How it works¶
GQI is built around one idea: a single, general base model that reads unstructured input, plus a lightweight adapter that specializes it to your data. You never train a model from scratch and you never manage a separate model per use case — you fit a small adapter on top of a shared base, and the base does the heavy lifting.
From input to calibrated number¶
Every prediction follows the same path. You fit on examples of your input paired with the numbers you want, GQI produces an adapter tuned to your data, and at predict time that adapter turns new input into a calibrated number with an uncertainty estimate.
examples: X (your text) + y (numbers) new input: X_new
│ │
▼ ▼
┌─────────┐ adapter ┌───────────┐
│ fit() │ ──────────────────────►│ predict() │
└─────────┘ └───────────┘
│ │
shared base model ◄──────────────────────-┘
▼
calibrated number + uncertainty
(y_hat, y_std)
The base model is general — it already knows how to read text and emit numbers. Fitting only learns the small amount that is specific to your data, which is why adaptation is fast and inexpensive.
One base model, many lightweight adapters¶
Instead of a dedicated model per customer or per dataset, GQI keeps one shared base and attaches a small adapter for each dataset you fit. Adapters are a few megabytes, train in minutes, and load on top of the same base.
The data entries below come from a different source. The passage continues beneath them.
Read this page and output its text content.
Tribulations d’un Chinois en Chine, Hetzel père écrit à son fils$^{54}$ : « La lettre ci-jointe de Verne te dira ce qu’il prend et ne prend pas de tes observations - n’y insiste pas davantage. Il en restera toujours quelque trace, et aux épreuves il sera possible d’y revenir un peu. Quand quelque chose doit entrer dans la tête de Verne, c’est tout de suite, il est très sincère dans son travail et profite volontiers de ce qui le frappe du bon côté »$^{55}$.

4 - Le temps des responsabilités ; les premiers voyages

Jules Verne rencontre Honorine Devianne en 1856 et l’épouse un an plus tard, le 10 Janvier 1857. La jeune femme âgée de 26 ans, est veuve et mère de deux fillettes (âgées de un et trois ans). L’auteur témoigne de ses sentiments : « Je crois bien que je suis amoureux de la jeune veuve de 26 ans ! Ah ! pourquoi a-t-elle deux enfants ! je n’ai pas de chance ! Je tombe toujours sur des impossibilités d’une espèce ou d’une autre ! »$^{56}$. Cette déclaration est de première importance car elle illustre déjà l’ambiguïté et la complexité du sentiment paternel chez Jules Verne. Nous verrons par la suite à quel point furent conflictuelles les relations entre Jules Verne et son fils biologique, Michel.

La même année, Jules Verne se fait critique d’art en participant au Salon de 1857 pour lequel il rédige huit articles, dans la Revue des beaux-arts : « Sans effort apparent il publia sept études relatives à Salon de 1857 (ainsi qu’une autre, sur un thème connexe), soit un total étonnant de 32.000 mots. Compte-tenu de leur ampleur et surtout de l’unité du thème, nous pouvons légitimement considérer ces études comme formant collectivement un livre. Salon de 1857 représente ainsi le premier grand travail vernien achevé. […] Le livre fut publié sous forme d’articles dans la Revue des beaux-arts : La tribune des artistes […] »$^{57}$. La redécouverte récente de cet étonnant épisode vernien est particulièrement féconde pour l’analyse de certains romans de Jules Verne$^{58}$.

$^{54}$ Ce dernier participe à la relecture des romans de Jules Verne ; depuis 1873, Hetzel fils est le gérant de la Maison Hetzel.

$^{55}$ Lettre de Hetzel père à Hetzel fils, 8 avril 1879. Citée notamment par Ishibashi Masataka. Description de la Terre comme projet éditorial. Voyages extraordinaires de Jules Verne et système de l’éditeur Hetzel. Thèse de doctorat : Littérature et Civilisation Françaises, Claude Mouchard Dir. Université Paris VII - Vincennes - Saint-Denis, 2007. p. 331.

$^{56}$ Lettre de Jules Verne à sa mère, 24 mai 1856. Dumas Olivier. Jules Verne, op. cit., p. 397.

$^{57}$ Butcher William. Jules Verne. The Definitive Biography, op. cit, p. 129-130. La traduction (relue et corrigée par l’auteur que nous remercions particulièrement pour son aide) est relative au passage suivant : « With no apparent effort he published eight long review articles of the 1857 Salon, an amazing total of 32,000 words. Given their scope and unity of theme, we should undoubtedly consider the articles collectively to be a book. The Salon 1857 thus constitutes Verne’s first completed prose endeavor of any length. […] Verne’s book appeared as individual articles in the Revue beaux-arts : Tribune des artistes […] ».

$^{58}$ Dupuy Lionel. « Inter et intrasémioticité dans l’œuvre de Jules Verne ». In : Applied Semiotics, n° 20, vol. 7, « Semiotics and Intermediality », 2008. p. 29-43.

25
This is what makes adaptation cheap:
- Fast to create — fitting tunes only the adapter, not the whole model.
- Cheap to store — an adapter is small, so you can have many of them.
- Cheap to serve — many adapters share one base, so they don't each need their own dedicated machine.
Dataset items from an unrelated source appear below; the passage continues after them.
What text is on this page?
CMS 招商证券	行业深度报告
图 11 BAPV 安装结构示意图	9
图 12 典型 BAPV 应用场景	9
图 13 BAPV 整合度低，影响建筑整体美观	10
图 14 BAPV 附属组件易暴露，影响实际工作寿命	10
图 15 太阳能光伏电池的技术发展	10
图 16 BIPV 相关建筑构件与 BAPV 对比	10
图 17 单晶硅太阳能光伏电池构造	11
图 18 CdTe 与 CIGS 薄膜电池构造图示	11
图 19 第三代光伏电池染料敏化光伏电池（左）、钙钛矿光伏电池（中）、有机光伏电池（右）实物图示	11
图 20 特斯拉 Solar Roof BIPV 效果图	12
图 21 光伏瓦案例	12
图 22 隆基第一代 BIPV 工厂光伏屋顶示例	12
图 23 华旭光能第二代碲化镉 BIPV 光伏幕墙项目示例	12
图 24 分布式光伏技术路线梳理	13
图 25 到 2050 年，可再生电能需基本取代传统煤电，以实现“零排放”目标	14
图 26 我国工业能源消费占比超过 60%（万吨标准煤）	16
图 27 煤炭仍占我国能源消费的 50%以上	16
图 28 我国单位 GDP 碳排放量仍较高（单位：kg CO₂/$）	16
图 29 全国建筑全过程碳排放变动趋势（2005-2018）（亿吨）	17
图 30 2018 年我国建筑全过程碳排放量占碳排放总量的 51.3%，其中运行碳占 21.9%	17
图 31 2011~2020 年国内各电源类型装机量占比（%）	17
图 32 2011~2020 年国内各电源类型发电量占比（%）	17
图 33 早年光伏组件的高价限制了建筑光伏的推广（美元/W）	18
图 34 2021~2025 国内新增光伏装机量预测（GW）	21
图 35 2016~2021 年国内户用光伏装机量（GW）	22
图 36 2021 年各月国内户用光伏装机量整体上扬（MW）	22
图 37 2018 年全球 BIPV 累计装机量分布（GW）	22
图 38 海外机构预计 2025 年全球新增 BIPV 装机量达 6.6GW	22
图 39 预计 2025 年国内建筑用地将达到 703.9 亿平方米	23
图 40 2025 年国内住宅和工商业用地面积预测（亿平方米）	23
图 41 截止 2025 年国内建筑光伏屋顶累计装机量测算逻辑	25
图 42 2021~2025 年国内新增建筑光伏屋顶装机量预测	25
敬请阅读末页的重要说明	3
The method you choose controls how the adapter is built:
method |
What it does | Best for |
|---|---|---|
few_shot |
Stores your examples and conditions on them at predict time — no training step | Quick experiments, very small datasets |
lora |
Trains a small low-rank adapter on top of the base | The usual choice: fast, light, accurate |
full |
Fine-tunes the full model for the dataset | Maximum accuracy when you have enough data |
Calibrated probabilistic outputs¶
GQI does not just emit a point estimate. It produces a distribution over the
answer, which is what lets predict(return_std=True) return a meaningful
uncertainty alongside the number. Calibration means those error bars are
trustworthy: when GQI reports low confidence, it really is less sure. That makes
the output safe to act on — you can threshold on confidence, escalate uncertain
cases, or carry the uncertainty into whatever you do next.
The same model, local or hosted¶
The base model and the .fit() / .predict() contract are identical whether
you run GQI on your own hardware or in GQI Cloud:
- Local runs a compact open-weights model in-process on your CPU or GPU. It's free, fully under your control, and ideal for prototyping.
- Hosted runs a larger managed model in GQI Cloud, with adapters created and served for you, so you can scale without operating any infrastructure.
Because both paths share the same interface, moving from local prototyping to
hosted production is a one-line import change — the way you call
GQI does not change, only where fit and predict execute.